The swing to the Socialists has eroded Labour support, but the two could still form the basis of a left-wing coalition government – believed to be favoured by Labour leader Diederik Samsom.

The Maurice de Hond poll puts Labour on 21 seats, giving a Socialist/Labour coalition a total of 50. TNS Nipo gives Labour 20, with a coalition total of 49. Ipsos Synovate, the worst poll for the Socialists, is actually best for a potential coalition, giving Labour 24 seats and a Socialist/Labour alliance a total of 51 – needing just 25 more seats from smaller left-leaning parties to form a working majority.

The fortunes of the parties are also reflected in polling on the changing public attitude to the austerity package, whose aim is to bring the Netherlands’ budget deficit below the euro zone maximum of 3 per cent of GDP next year.

Maurice de Hond shows that 53 per cent of those questioned are now dissatisfied with the so-called “Spring Accord” put together by the two government parties, the Liberals and the Christian Democrats, with the support of GreenLeft, centre-left D66 and Christian Unity.

However, the true scale of electoral concern is most evident among Mark Rutte’s own broadly prosperous Liberals – where 14 per cent dissatisfaction in the immediate aftermath of the deal has trebled to 41 per cent today.

The most scathing criticism came from the Liberals’ elder statesman, Hans Wiegel, who said that Mr Rutte had made “a huge mistake” in calling an election and forming the five-party alliance to push through the measures. Instead, he argued, the government should have put its own proposals to parliament – win or lose.
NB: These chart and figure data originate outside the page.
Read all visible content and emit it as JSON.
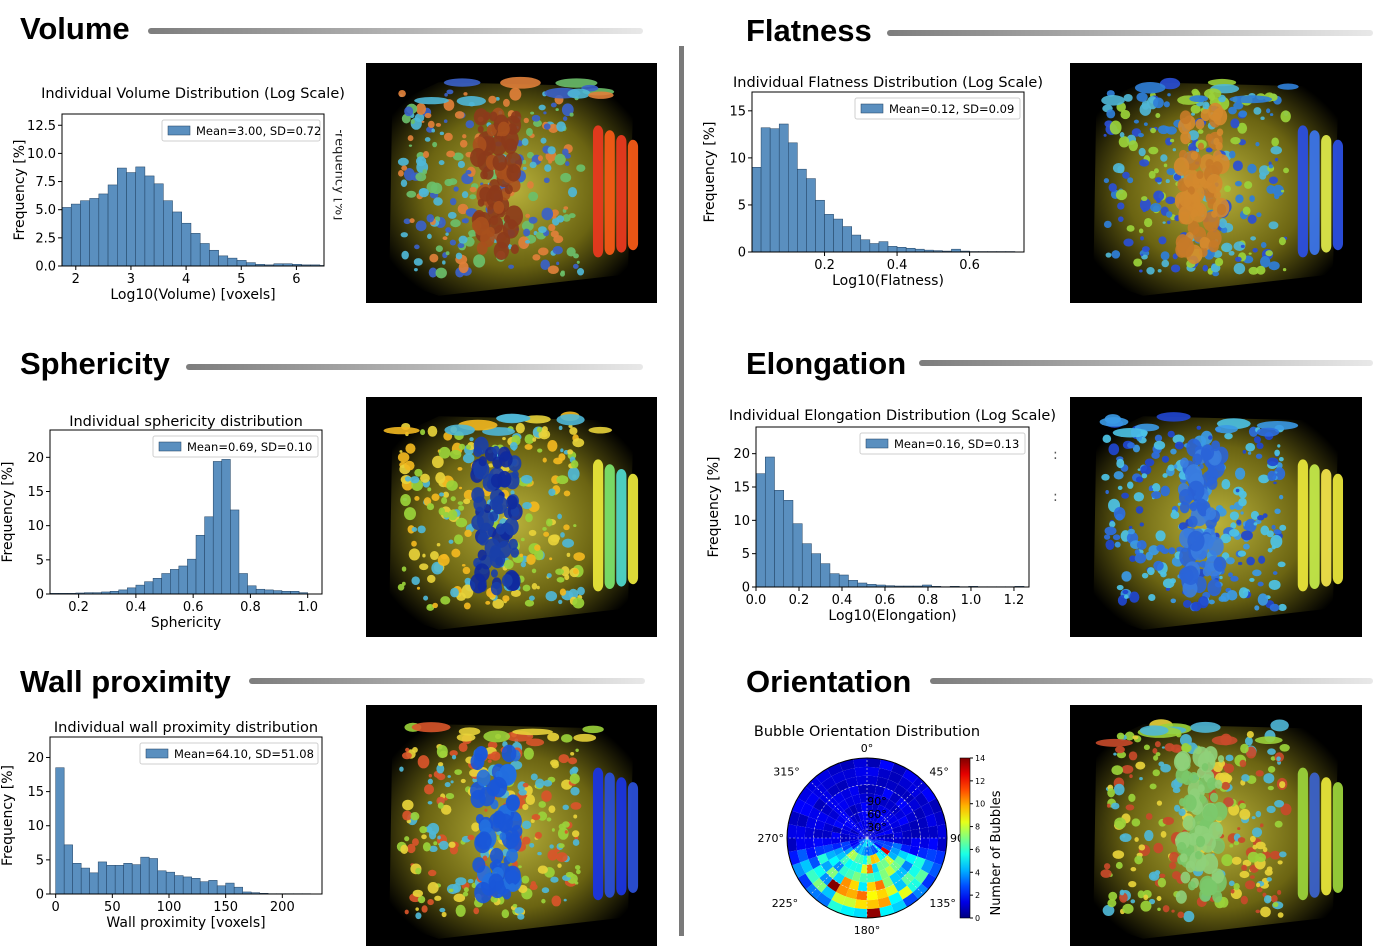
{
  "sections": {
    "volume": "Volume",
    "flatness": "Flatness",
    "sphericity": "Sphericity",
    "elongation": "Elongation",
    "wall_proximity": "Wall proximity",
    "orientation": "Orientation"
  },
  "side_fragments": {
    "volume_cut": "Frequency [%]",
    "elong_dots": ":"
  },
  "chart_data": [
    {
      "id": "volume",
      "type": "bar",
      "title": "Individual Volume Distribution (Log Scale)",
      "xlabel": "Log10(Volume) [voxels]",
      "ylabel": "Frequency [%]",
      "legend": "Mean=3.00, SD=0.72",
      "legend_position": "top-right",
      "xlim": [
        1.75,
        6.5
      ],
      "ylim": [
        0,
        13.5
      ],
      "xticks": [
        2,
        3,
        4,
        5,
        6
      ],
      "xtick_labels": [
        "2",
        "3",
        "4",
        "5",
        "6"
      ],
      "yticks": [
        0,
        2.5,
        5,
        7.5,
        10,
        12.5
      ],
      "ytick_labels": [
        "0.0",
        "2.5",
        "5.0",
        "7.5",
        "10.0",
        "12.5"
      ],
      "bin_start": 1.75,
      "bin_width": 0.167,
      "values": [
        5.2,
        5.5,
        5.8,
        6.0,
        6.4,
        7.2,
        8.7,
        8.3,
        8.8,
        8.0,
        7.3,
        5.8,
        4.8,
        3.8,
        2.9,
        2.0,
        1.4,
        0.9,
        0.7,
        0.5,
        0.3,
        0.15,
        0.1,
        0.2,
        0.2,
        0.15,
        0.1,
        0.1,
        0.05
      ]
    },
    {
      "id": "flatness",
      "type": "bar",
      "title": "Individual Flatness Distribution (Log Scale)",
      "xlabel": "Log10(Flatness)",
      "ylabel": "Frequency [%]",
      "legend": "Mean=0.12, SD=0.09",
      "legend_position": "top-right",
      "xlim": [
        0.0,
        0.75
      ],
      "ylim": [
        0,
        17
      ],
      "xticks": [
        0.2,
        0.4,
        0.6
      ],
      "xtick_labels": [
        "0.2",
        "0.4",
        "0.6"
      ],
      "yticks": [
        0,
        5,
        10,
        15
      ],
      "ytick_labels": [
        "0",
        "5",
        "10",
        "15"
      ],
      "bin_start": 0.0,
      "bin_width": 0.025,
      "values": [
        9.0,
        13.2,
        13.1,
        13.6,
        11.6,
        8.8,
        7.8,
        5.5,
        4.0,
        3.5,
        2.7,
        1.8,
        1.3,
        0.9,
        1.1,
        0.6,
        0.5,
        0.4,
        0.3,
        0.2,
        0.15,
        0.1,
        0.3,
        0.1,
        0.05,
        0.05,
        0.05,
        0.05,
        0.05
      ]
    },
    {
      "id": "sphericity",
      "type": "bar",
      "title": "Individual sphericity distribution",
      "xlabel": "Sphericity",
      "ylabel": "Frequency [%]",
      "legend": "Mean=0.69, SD=0.10",
      "legend_position": "top-right",
      "xlim": [
        0.1,
        1.05
      ],
      "ylim": [
        0,
        24
      ],
      "xticks": [
        0.2,
        0.4,
        0.6,
        0.8,
        1.0
      ],
      "xtick_labels": [
        "0.2",
        "0.4",
        "0.6",
        "0.8",
        "1.0"
      ],
      "yticks": [
        0,
        5,
        10,
        15,
        20
      ],
      "ytick_labels": [
        "0",
        "5",
        "10",
        "15",
        "20"
      ],
      "bin_start": 0.1,
      "bin_width": 0.03,
      "values": [
        0.1,
        0.1,
        0.1,
        0.15,
        0.2,
        0.2,
        0.3,
        0.4,
        0.6,
        0.9,
        1.3,
        1.8,
        2.3,
        3.0,
        3.6,
        4.1,
        5.1,
        8.6,
        11.3,
        19.4,
        19.7,
        12.3,
        3.0,
        1.2,
        0.7,
        0.6,
        0.5,
        0.4,
        0.4,
        0.2
      ]
    },
    {
      "id": "elongation",
      "type": "bar",
      "title": "Individual Elongation Distribution (Log Scale)",
      "xlabel": "Log10(Elongation)",
      "ylabel": "Frequency [%]",
      "legend": "Mean=0.16, SD=0.13",
      "legend_position": "top-right",
      "xlim": [
        0.0,
        1.27
      ],
      "ylim": [
        0,
        24
      ],
      "xticks": [
        0.0,
        0.2,
        0.4,
        0.6,
        0.8,
        1.0,
        1.2
      ],
      "xtick_labels": [
        "0.0",
        "0.2",
        "0.4",
        "0.6",
        "0.8",
        "1.0",
        "1.2"
      ],
      "yticks": [
        0,
        5,
        10,
        15,
        20
      ],
      "ytick_labels": [
        "0",
        "5",
        "10",
        "15",
        "20"
      ],
      "bin_start": 0.0,
      "bin_width": 0.043,
      "values": [
        17.0,
        19.5,
        14.5,
        13.0,
        9.5,
        6.5,
        5.0,
        3.5,
        2.0,
        1.8,
        1.0,
        0.6,
        0.4,
        0.3,
        0.2,
        0.15,
        0.15,
        0.15,
        0.3,
        0.1,
        0.05,
        0.1,
        0.05,
        0.1,
        0.05,
        0.05,
        0.05,
        0.05,
        0.1
      ]
    },
    {
      "id": "wall_proximity",
      "type": "bar",
      "title": "Individual wall proximity distribution",
      "xlabel": "Wall proximity [voxels]",
      "ylabel": "Frequency [%]",
      "legend": "Mean=64.10, SD=51.08",
      "legend_position": "top-right",
      "xlim": [
        -5,
        235
      ],
      "ylim": [
        0,
        23
      ],
      "xticks": [
        0,
        50,
        100,
        150,
        200
      ],
      "xtick_labels": [
        "0",
        "50",
        "100",
        "150",
        "200"
      ],
      "yticks": [
        0,
        5,
        10,
        15,
        20
      ],
      "ytick_labels": [
        "0",
        "5",
        "10",
        "15",
        "20"
      ],
      "bin_start": 0,
      "bin_width": 7.5,
      "values": [
        18.5,
        7.2,
        4.5,
        3.8,
        3.1,
        4.7,
        4.2,
        4.2,
        4.5,
        4.3,
        5.4,
        5.2,
        3.4,
        3.2,
        2.7,
        2.5,
        2.3,
        1.8,
        2.0,
        1.2,
        1.6,
        1.0,
        0.3,
        0.2,
        0.1,
        0.05,
        0.05,
        0.05,
        0.05,
        0.05
      ]
    },
    {
      "id": "orientation",
      "type": "heatmap",
      "title": "Bubble Orientation Distribution",
      "angular_labels": [
        "0°",
        "45°",
        "90°",
        "135°",
        "180°",
        "225°",
        "270°",
        "315°"
      ],
      "radial_labels": [
        "90°",
        "60°",
        "30°"
      ],
      "colorbar_label": "Number of Bubbles",
      "colorbar_ticks": [
        "0",
        "2",
        "4",
        "6",
        "8",
        "10",
        "12",
        "14"
      ],
      "colorbar_range": [
        0,
        14
      ]
    }
  ]
}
Mr Wiegel also spoke the almost unspeakable when he said the Liberals should not rule out “governing with” Geert Wilders’ right-wing Freedom Party (PVV), placed by Maurice de Hond yesterday on 24 seats – the same as after the 2010 election.

“If we totally rule out governing with the PVV then we hand ourselves over to the Left – and why would we do that?” he asked. The former deputy prime minister was also critical of several of the austerity measures, such as the plan to scrap the tax break on travel expenses – which, alone, would reduce the spending power of millions of commuters by 1.5 per cent.

“This would hit not just the guy with the cigar and the big car, but also the tradesman driving his van to a job and the office worker taking the train.”

In fact, the travel allowance controversy illustrates the disarray in which the supporters of austerity now find themselves.

Four of the five parties that first backed it – the exception being D66 – are now trying to distance themselves from it in advance of the September 12th election.

This would mean that even if the Socialists and Labour do not form a government after the election, the austerity package may still have to be renegotiated – a process that led to the collapse of the last coalition after seven fruitless weeks of talks.